В 1994 году Михаэль Шумахер выиграл свой первый чемпионский титул в составе команды «Бенеттон-Форд». Тот сезон был полон всевозможных событий, в том числе трагических: серьезные аварии, протесты, дисквалификации и столкновения. Технический директор команды «Бенеттон-Форд» Росс Брон вспоминал о сезоне-1994 в интервью «Auto, Motor und Sport».
Вопрос: Ваше самое яркое воспоминание о том сезоне?
Брон: Начало было положено в 1993 году. Мы поняли, что измененные правила на 1994 год будут очень отличаться от правил 1993-го. Все активные системы были теперь запрещены, мы получили новый двигатель от «Форд». Поэтому я попросил Рори Бёрна начать разработку новой машины как можно раньше. В начале 1993 года он сформировал небольшую специальную группу, которая занималась разработками на следующий год.
Одной из целей проекта было размещение центра тяжести настолько низко, насколько это было возможно. Аэродинамическая программа была разработана для обеспечения максимальной прижимной силы. Это было в период, когда активная подвеска канула в вечность, потому что машина всегда находилась в одном положении. Двигатель был разработан совместно с инженерами, работающими с шасси, чтобы создать идеальную комбинацию.
В: Тем не менее, новый двигатель «Форд V8» доставил вам некоторые проблемы?
Б: Суммарно мотор прошёл на тестах лишь дистанцию гонки. Это готовило нам большие неприятности. В первом гран-при сезона мы должны были быть очень осторожными. Хотя всегда на день гонки мы устанавливали новый двигатель, тем не менее, мы должны были внимательно посмотреть, как он работает, т.к. на тренировке было пройдено недостаточно километров.
В: Вы были удивлены, что «Уильямс» начали сезон с некоторыми проблемами?
Б: «Уильямс» была сильнее, чем «Бенеттон» в то время, когда были разрешены активная подвеска и электронные системы. Но если вы занимаете лидирующую позицию в определенной области, то, возможно, жертвуете чем-то другим. Я думаю, это как раз то, что произошло с «Уильямсом». Активная подвеска всегда делала их машину лучшей в плане аэродинамики.

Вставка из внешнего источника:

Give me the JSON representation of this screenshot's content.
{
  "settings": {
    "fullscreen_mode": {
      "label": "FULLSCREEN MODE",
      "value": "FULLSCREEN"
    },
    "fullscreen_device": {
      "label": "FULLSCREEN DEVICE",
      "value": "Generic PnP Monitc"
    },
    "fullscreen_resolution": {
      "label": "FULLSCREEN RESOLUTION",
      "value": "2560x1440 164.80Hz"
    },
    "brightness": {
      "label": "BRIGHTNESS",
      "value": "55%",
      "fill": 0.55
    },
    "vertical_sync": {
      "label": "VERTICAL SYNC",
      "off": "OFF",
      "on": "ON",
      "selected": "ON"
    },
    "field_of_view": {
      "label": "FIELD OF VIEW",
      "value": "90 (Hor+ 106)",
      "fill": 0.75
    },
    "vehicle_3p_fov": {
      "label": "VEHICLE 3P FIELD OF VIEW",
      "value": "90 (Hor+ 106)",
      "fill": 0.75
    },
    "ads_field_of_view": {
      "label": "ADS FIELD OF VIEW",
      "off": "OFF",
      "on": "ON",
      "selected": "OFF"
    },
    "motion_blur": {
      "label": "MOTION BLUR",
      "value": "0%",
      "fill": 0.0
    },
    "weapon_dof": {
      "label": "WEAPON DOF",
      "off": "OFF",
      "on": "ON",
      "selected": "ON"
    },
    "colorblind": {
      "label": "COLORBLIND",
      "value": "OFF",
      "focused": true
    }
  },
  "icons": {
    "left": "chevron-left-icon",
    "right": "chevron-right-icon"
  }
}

С появлением пассивной подвески стало понятно, что качество самой машины было не таким уж и хорошим. По крайней мере, в начале сезона. Команда выиграла Кубок конструкторов — в таких ситуациях всегда незаметно появляется определенное самоуспокоение. Думаю, это явилось причиной, из-за которой команда не начала работу над аэродинамикой так рано, как это сделали мы. В то время команды не были настолько большими, чтобы легко позволить себе параллельную разработку.
В: Как бы вы описали «Бенеттон» как команду в 1994 году?
Б: Роль Тома Уокиншоу заключалась в том, чтобы получить бюджет для технического бюро. Рори Бёрн, Пэт Симондз и я работали вместе в течение нескольких последних лет. У нас хорошо получалась совместная работа и никто не был сильно заинтересован в том, чтобы тянуть одеяло на себя. Флавио Бриаторе заботили финансы и политика, и он позволял нам работать. Ну и наконец, Михаэль Шумахер, который нас всех связывал. У него всегда было желание построить команду и управлять ею. Некоторые из наших людей, которые занимали небольшие должности 20 лет назад, сейчас находятся на руководящих позициях в других командах. К примеру, Джонатан Уитли. Он был нашим главным механиком. Сегодня он — менеджер команды «Ред Булл». Это показывает, насколько сильной тогда была наша команда.
В: Можете вспомнить бюджет команды в то время?
Б: Он не был огромным, но этих средств было достаточно. Мне кажется, там было около 40 миллионов долларов.
В: Был ли Михаэль Шумахер тогда готов на уровне Айртона Сенны?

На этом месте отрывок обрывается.